Researchers from TikTok, the University of Hong Kong, and Zhejiang Lab have shared a new study that sets an impressive benchmark for monocular depth estimation (MDE) across various datasets and metrics. The study, titled "Depth Anything," marks significant progress in AI-driven depth perception, particularly in understanding and interpreting the depth of objects within a single image. At the core of "Depth Anything" is its training on a massive dataset: 1.5 million labeled images and over 62 million unlabeled images. This extensive training set is crucial for the model's proficiency.
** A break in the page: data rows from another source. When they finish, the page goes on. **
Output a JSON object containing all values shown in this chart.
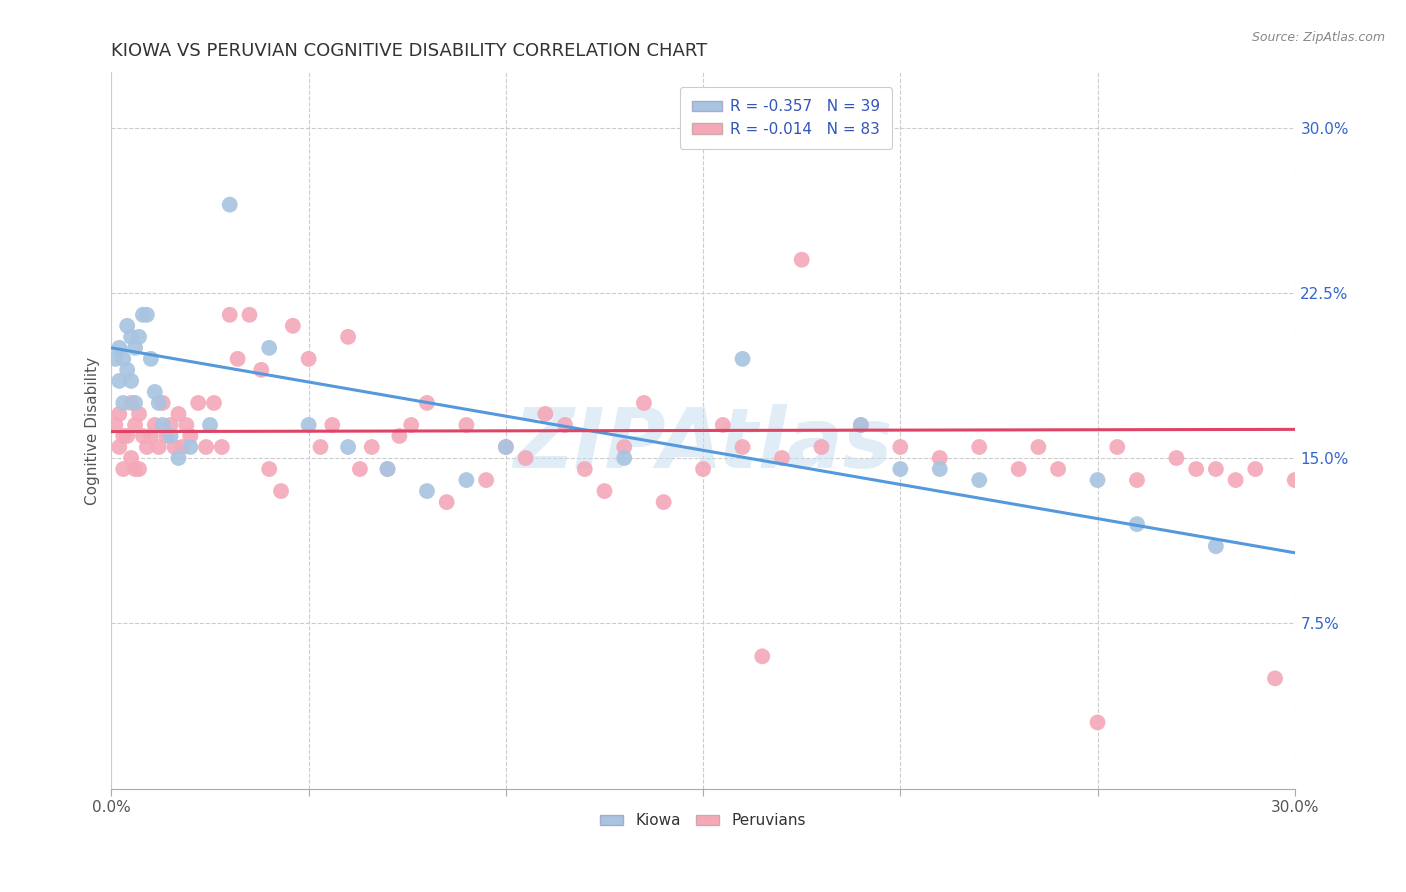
{
  "title": "KIOWA VS PERUVIAN COGNITIVE DISABILITY CORRELATION CHART",
  "source": "Source: ZipAtlas.com",
  "ylabel": "Cognitive Disability",
  "xlim": [
    0.0,
    0.3
  ],
  "ylim": [
    0.0,
    0.325
  ],
  "xticks": [
    0.0,
    0.05,
    0.1,
    0.15,
    0.2,
    0.25,
    0.3
  ],
  "xticklabels": [
    "0.0%",
    "",
    "",
    "",
    "",
    "",
    "30.0%"
  ],
  "yticks_right": [
    0.075,
    0.15,
    0.225,
    0.3
  ],
  "yticklabels_right": [
    "7.5%",
    "15.0%",
    "22.5%",
    "30.0%"
  ],
  "kiowa_R": -0.357,
  "kiowa_N": 39,
  "peruvian_R": -0.014,
  "peruvian_N": 83,
  "kiowa_color": "#a8c4e0",
  "peruvian_color": "#f4a8b8",
  "kiowa_line_color": "#5599dd",
  "peruvian_line_color": "#dd4466",
  "legend_text_color": "#3355bb",
  "watermark": "ZIPAtlas",
  "background_color": "#ffffff",
  "grid_color": "#cccccc",
  "title_fontsize": 13,
  "axis_label_fontsize": 11,
  "tick_fontsize": 11,
  "kiowa_x": [
    0.001,
    0.002,
    0.002,
    0.003,
    0.003,
    0.004,
    0.004,
    0.005,
    0.005,
    0.006,
    0.006,
    0.007,
    0.008,
    0.009,
    0.01,
    0.011,
    0.012,
    0.013,
    0.015,
    0.017,
    0.02,
    0.025,
    0.03,
    0.04,
    0.05,
    0.06,
    0.07,
    0.08,
    0.09,
    0.1,
    0.13,
    0.16,
    0.19,
    0.2,
    0.21,
    0.22,
    0.25,
    0.26,
    0.28
  ],
  "kiowa_y": [
    0.195,
    0.2,
    0.185,
    0.195,
    0.175,
    0.21,
    0.19,
    0.205,
    0.185,
    0.2,
    0.175,
    0.205,
    0.215,
    0.215,
    0.195,
    0.18,
    0.175,
    0.165,
    0.16,
    0.15,
    0.155,
    0.165,
    0.265,
    0.2,
    0.165,
    0.155,
    0.145,
    0.135,
    0.14,
    0.155,
    0.15,
    0.195,
    0.165,
    0.145,
    0.145,
    0.14,
    0.14,
    0.12,
    0.11
  ],
  "peruvian_x": [
    0.001,
    0.002,
    0.002,
    0.003,
    0.003,
    0.004,
    0.005,
    0.005,
    0.006,
    0.006,
    0.007,
    0.007,
    0.008,
    0.009,
    0.01,
    0.011,
    0.012,
    0.013,
    0.014,
    0.015,
    0.016,
    0.017,
    0.018,
    0.019,
    0.02,
    0.022,
    0.024,
    0.026,
    0.028,
    0.03,
    0.032,
    0.035,
    0.038,
    0.04,
    0.043,
    0.046,
    0.05,
    0.053,
    0.056,
    0.06,
    0.063,
    0.066,
    0.07,
    0.073,
    0.076,
    0.08,
    0.085,
    0.09,
    0.095,
    0.1,
    0.105,
    0.11,
    0.115,
    0.12,
    0.125,
    0.13,
    0.135,
    0.14,
    0.15,
    0.155,
    0.16,
    0.165,
    0.17,
    0.175,
    0.18,
    0.19,
    0.2,
    0.21,
    0.22,
    0.23,
    0.235,
    0.24,
    0.25,
    0.255,
    0.26,
    0.27,
    0.275,
    0.28,
    0.285,
    0.29,
    0.295,
    0.3,
    0.305
  ],
  "peruvian_y": [
    0.165,
    0.17,
    0.155,
    0.16,
    0.145,
    0.16,
    0.175,
    0.15,
    0.165,
    0.145,
    0.17,
    0.145,
    0.16,
    0.155,
    0.16,
    0.165,
    0.155,
    0.175,
    0.16,
    0.165,
    0.155,
    0.17,
    0.155,
    0.165,
    0.16,
    0.175,
    0.155,
    0.175,
    0.155,
    0.215,
    0.195,
    0.215,
    0.19,
    0.145,
    0.135,
    0.21,
    0.195,
    0.155,
    0.165,
    0.205,
    0.145,
    0.155,
    0.145,
    0.16,
    0.165,
    0.175,
    0.13,
    0.165,
    0.14,
    0.155,
    0.15,
    0.17,
    0.165,
    0.145,
    0.135,
    0.155,
    0.175,
    0.13,
    0.145,
    0.165,
    0.155,
    0.06,
    0.15,
    0.24,
    0.155,
    0.165,
    0.155,
    0.15,
    0.155,
    0.145,
    0.155,
    0.145,
    0.03,
    0.155,
    0.14,
    0.15,
    0.145,
    0.145,
    0.14,
    0.145,
    0.05,
    0.14,
    0.145
  ],
  "kiowa_trend_x": [
    0.0,
    0.3
  ],
  "kiowa_trend_y": [
    0.2,
    0.107
  ],
  "peruvian_trend_x": [
    0.0,
    0.3
  ],
  "peruvian_trend_y": [
    0.162,
    0.163
  ]
}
Unlike traditional MDE models that heavily rely on smaller labeled datasets, "Depth Anything" leverages a large amount of unlabeled data. This approach significantly expands the data coverage, thereby reducing generalization errors, which are common challenges in AI models. A New Benchmark in Depth Estimation What sets "Depth Anything" apart? Firstly, it achieves zero-shot relative depth estimation, outperforming MiDaS v3.1 (BEiTL-512) in terms of performance. This means it can estimate depth in unseen images without any additional training. Additionally, it surpasses ZoeDepth in zero-shot metric depth estimation, indicating its ability to assess the actual distance between objects and the camera. When fine-tuned on NYUv2 and KITTI metric depth data, the "Depth Anything" model also achieves new state-of-the-art results on these widely used benchmarks. This combination of strong generalization and fine-tuning performance makes "Depth Anything" a new cornerstone in monocular depth estimation research.